Un tribunale di Lima ha inflitto 17 anni di prigione a tre agenti per l'aggressione brutale subita da Azul Rojas nel 2008. La sentenza arriva dopo la condanna internazionale del Perù e rappresenta un passo verso la giustizia per le vittime transgender.
Il fatto choc del 2008
Nel 2008, a Casa Grande, sulla costa settentrionale del Perù, Azul Rojas, una donna transgender di 34 anni, fu arrestata senza motivo apparente da agenti di polizia. Invece di ricevere protezione, subì un'aggressione sistematica in un commissariato locale. I poliziotti la sottoposero a maltrattamenti fisici e psicologici estremi, culminati in uno stupro, motivato dal suo orientamento e identità di genere. Questo episodio non fu un caso isolato, ma rifletteva un contesto di discriminazione diffusa contro la comunità LGBT+ in Perù, dove le forze dell'ordine spesso agiscono con impunità. La vittima denunciò immediatamente i fatti, ma le indagini iniziali furono archiviate, lasciando Rojas senza giustizia per oltre un decennio.
La brutalità dell'attacco fu descritta in dettaglio dalla vittima: percosse con oggetti contundenti, umiliazioni verbali e violenze sessuali perpetrate da più agenti. Secondo testimonianze raccolte, gli aggressori la presero di mira esplicitamente perché 'apparteneva alla comunità LGBT+', come riconosciuto in seguito dalla Corte interamericana dei diritti umani.

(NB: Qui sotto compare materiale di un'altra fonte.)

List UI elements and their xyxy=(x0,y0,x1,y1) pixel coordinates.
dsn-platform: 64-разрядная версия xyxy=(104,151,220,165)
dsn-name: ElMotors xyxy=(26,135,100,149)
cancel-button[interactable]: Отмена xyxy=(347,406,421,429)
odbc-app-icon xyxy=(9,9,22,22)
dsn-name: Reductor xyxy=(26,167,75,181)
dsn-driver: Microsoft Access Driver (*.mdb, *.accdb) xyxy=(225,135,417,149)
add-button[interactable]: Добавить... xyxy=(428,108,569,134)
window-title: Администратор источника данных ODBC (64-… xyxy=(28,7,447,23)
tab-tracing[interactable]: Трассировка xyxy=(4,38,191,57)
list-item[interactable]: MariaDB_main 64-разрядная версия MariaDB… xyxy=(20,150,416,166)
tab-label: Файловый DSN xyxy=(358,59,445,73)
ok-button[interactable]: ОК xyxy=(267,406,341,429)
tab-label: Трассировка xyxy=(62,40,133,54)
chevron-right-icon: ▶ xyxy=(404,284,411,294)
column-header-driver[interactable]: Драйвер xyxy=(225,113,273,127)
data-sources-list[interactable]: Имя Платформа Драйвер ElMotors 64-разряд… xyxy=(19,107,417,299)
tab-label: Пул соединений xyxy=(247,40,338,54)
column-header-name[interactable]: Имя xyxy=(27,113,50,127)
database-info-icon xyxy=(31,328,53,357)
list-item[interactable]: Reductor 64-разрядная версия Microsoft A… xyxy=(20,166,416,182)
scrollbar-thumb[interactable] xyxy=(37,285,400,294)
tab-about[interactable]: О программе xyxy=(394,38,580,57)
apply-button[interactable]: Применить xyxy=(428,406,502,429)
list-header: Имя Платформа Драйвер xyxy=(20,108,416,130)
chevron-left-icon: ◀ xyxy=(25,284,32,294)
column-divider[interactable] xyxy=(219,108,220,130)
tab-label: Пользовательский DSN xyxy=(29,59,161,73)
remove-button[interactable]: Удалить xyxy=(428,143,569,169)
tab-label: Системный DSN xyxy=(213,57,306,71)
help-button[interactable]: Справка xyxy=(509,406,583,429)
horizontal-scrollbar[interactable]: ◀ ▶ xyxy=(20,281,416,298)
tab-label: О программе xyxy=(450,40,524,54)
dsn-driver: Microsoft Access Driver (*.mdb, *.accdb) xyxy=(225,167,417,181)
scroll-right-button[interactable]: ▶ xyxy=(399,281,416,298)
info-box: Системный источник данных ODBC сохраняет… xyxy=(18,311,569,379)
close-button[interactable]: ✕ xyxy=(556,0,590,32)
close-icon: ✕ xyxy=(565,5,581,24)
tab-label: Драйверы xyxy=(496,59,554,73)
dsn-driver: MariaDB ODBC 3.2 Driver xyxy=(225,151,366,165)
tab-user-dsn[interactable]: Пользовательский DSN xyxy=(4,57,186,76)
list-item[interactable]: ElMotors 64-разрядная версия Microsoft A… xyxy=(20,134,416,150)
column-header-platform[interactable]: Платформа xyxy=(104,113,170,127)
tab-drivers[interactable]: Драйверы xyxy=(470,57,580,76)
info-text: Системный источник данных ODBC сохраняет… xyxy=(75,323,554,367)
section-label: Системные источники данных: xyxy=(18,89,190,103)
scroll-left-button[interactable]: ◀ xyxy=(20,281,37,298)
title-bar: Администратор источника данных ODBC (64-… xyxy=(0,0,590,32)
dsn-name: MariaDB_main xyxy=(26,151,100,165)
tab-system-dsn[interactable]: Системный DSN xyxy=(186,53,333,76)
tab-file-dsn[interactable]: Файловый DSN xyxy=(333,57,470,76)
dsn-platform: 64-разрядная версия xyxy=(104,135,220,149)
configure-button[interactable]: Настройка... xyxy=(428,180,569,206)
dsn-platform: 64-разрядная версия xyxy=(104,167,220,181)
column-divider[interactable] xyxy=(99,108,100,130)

Rojas riportò lesioni gravi, traumi psicologici profondi e una sfiducia totale nelle istituzioni. L'episodio scatenò proteste locali e attirò l'attenzione di organizzazioni internazionali per i diritti umani, evidenziando le lacune nel sistema giudiziario peruviano riguardo ai crimini d'odio.
Le conseguenze immediate per Azul Rojas furono devastanti: isolamento sociale, problemi di salute mentale e difficoltà economiche. Nonostante ciò, la sua determinazione nel denunciare i fatti portò a un iter giudiziario prolungato. Questo caso esemplifica come la violenza contro le persone transgender sia spesso giustificata da pregiudizi istituzionali, con le forze di polizia che, invece di tutelare, diventano carnefici. Solo anni dopo, grazie a pressioni esterne, il caso fu riaperto, dimostrando l'importanza della resilienza delle vittime in contesti ostili.